Contruction d’un nouvel Etat

L’option de la sécession écartée, reste celle de la refonte de la forme Etat. Une telle refonte passe par la réforme de la Constitution et des institutions. En effet, la seule façon d’éviter la sécession et de sauvegarder l’unité du pays est la mise en place d’une régionalisation authentique et radicale, voire d’une fédération élargie, fonctionnant selon le principe du gouvernement coopératif.

Une nouvelle Constitution fixerait le champ de compétence des régions. Pour assurer leur autonomie, celles-ci disposeraient, par exemple, de conseils élus et pourraient être chargées de domaines tels que l’éducation, les institutions municipales, une partie de l’architecture juridique reformée et les travaux publics.

Une nouvelle répartition fiscale permettrait aux communautés locales de bénéficier de l’exploitation des ressources du sol et du sous-sol local. Un système de péréquation permettrait de veiller à l’équilibre entre les régions nanties et les régions moins prospères.

Une Charte des droits et des libertés constituerait le socle d’un véritable Etat de droit. La construction de ce nouvel Etat de droit passerait par un rajeunissement significatif du personnel politique et par la réorganisation des modes de désignation des magistrats, des membres de la Cour suprême, du Conseil constitutionnel et de l’instance chargée de l’organisation des élections, le but étant d’en garantir l’indépendance.

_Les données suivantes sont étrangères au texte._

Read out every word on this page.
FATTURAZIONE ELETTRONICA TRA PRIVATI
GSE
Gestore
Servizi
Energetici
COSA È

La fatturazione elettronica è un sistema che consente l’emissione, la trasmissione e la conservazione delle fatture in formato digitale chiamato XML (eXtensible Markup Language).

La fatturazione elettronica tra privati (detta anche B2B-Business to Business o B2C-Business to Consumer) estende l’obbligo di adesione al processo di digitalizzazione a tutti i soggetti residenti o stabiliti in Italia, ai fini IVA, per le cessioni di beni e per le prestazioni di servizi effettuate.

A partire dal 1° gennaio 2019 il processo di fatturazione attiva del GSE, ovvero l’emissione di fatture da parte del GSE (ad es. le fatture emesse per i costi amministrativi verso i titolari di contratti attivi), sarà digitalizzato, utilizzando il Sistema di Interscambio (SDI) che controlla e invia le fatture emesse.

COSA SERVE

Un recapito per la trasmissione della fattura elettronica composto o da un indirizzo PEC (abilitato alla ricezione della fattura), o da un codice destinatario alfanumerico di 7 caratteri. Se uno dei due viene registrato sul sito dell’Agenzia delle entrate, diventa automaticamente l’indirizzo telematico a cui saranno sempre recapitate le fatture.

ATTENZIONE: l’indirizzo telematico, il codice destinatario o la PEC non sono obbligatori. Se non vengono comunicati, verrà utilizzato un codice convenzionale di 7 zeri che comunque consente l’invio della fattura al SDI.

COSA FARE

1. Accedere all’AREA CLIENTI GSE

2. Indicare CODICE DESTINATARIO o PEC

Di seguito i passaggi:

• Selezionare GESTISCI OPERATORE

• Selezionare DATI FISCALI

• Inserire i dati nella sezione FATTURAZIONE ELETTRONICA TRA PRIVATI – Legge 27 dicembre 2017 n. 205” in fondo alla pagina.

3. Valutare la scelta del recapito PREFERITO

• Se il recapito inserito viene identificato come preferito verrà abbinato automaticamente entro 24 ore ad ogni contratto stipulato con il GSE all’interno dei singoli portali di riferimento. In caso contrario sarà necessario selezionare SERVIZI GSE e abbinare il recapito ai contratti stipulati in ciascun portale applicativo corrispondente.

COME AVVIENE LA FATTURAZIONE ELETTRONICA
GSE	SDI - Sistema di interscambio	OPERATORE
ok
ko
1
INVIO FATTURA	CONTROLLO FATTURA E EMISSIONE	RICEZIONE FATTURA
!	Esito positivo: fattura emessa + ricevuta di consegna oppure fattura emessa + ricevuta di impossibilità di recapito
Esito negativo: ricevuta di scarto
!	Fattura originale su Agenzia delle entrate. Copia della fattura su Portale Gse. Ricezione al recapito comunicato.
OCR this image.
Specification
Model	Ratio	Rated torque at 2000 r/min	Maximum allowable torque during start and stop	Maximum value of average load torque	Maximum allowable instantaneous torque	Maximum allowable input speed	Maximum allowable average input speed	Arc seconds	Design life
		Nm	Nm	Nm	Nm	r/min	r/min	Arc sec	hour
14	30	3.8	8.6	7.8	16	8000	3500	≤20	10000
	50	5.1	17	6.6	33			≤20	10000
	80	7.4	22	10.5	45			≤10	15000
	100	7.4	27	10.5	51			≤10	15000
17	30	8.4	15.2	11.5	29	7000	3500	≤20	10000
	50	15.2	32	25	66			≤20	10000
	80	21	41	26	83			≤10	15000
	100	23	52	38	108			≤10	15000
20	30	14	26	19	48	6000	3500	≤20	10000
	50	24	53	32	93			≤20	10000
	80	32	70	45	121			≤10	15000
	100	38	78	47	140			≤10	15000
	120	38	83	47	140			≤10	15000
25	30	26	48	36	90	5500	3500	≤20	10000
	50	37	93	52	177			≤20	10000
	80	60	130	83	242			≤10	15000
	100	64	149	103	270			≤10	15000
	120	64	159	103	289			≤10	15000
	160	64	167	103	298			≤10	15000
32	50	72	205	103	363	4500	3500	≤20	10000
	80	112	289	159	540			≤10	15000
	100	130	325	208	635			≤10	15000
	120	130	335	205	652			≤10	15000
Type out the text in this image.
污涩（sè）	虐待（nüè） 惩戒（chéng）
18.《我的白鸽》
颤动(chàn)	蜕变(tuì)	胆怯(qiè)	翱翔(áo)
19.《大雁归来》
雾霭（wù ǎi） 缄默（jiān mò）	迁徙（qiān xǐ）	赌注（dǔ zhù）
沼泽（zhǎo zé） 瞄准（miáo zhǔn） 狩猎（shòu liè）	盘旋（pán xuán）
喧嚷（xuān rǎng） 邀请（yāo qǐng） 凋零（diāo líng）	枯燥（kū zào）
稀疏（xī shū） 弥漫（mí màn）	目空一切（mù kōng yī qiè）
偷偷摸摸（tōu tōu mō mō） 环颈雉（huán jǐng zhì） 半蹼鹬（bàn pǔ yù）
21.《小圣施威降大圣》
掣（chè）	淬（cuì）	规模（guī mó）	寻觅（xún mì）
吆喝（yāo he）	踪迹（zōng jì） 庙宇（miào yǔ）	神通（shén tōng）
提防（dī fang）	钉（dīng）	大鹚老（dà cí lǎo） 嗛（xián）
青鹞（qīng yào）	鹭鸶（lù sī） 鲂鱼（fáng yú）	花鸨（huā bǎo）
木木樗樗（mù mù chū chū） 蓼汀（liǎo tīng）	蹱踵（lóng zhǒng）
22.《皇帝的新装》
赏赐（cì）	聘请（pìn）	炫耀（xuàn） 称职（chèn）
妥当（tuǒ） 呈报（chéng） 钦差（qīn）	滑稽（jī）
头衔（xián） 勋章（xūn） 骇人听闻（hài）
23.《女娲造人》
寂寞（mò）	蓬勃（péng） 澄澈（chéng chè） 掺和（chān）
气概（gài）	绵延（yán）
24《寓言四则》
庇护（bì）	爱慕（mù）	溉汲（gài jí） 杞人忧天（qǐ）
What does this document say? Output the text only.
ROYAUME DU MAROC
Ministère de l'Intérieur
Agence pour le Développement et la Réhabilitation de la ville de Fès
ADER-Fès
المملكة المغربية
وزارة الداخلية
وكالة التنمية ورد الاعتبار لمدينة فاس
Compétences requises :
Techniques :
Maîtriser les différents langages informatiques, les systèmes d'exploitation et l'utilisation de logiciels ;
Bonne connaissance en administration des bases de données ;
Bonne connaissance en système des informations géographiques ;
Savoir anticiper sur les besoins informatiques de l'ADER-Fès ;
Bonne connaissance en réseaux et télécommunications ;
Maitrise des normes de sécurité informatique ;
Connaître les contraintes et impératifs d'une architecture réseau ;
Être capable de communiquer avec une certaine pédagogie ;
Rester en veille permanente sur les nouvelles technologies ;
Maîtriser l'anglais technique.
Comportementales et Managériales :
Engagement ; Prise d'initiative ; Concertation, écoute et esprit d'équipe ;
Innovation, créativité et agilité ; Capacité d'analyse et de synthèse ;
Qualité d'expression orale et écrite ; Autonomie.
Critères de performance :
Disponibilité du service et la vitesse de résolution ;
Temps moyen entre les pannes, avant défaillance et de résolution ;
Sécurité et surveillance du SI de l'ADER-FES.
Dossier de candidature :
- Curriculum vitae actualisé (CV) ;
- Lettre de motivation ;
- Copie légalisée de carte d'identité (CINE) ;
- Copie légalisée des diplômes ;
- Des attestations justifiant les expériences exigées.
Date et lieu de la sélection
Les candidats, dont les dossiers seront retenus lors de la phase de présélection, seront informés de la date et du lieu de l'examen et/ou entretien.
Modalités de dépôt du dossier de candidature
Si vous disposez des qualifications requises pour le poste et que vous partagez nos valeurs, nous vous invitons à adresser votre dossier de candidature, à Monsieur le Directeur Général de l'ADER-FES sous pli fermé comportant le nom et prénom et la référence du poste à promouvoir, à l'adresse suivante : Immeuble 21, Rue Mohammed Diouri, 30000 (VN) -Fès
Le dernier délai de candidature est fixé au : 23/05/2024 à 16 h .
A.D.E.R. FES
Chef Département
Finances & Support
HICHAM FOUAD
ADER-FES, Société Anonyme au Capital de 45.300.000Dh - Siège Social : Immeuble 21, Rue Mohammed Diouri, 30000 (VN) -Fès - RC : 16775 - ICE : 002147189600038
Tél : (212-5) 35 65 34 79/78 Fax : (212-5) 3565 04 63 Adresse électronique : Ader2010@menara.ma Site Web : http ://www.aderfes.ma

Resterait le problème de la réconciliation nationale. Celle-ci implique une reconnaissance officielle de l’héritage du nationalisme camerounais historique.

Achille Mbembe est professeur d’histoire et de sciences politiques à l’université du Witwatersrand. Son dernier ouvrage, Politiques de l’inimitié, a été publié aux Editions La Découverte.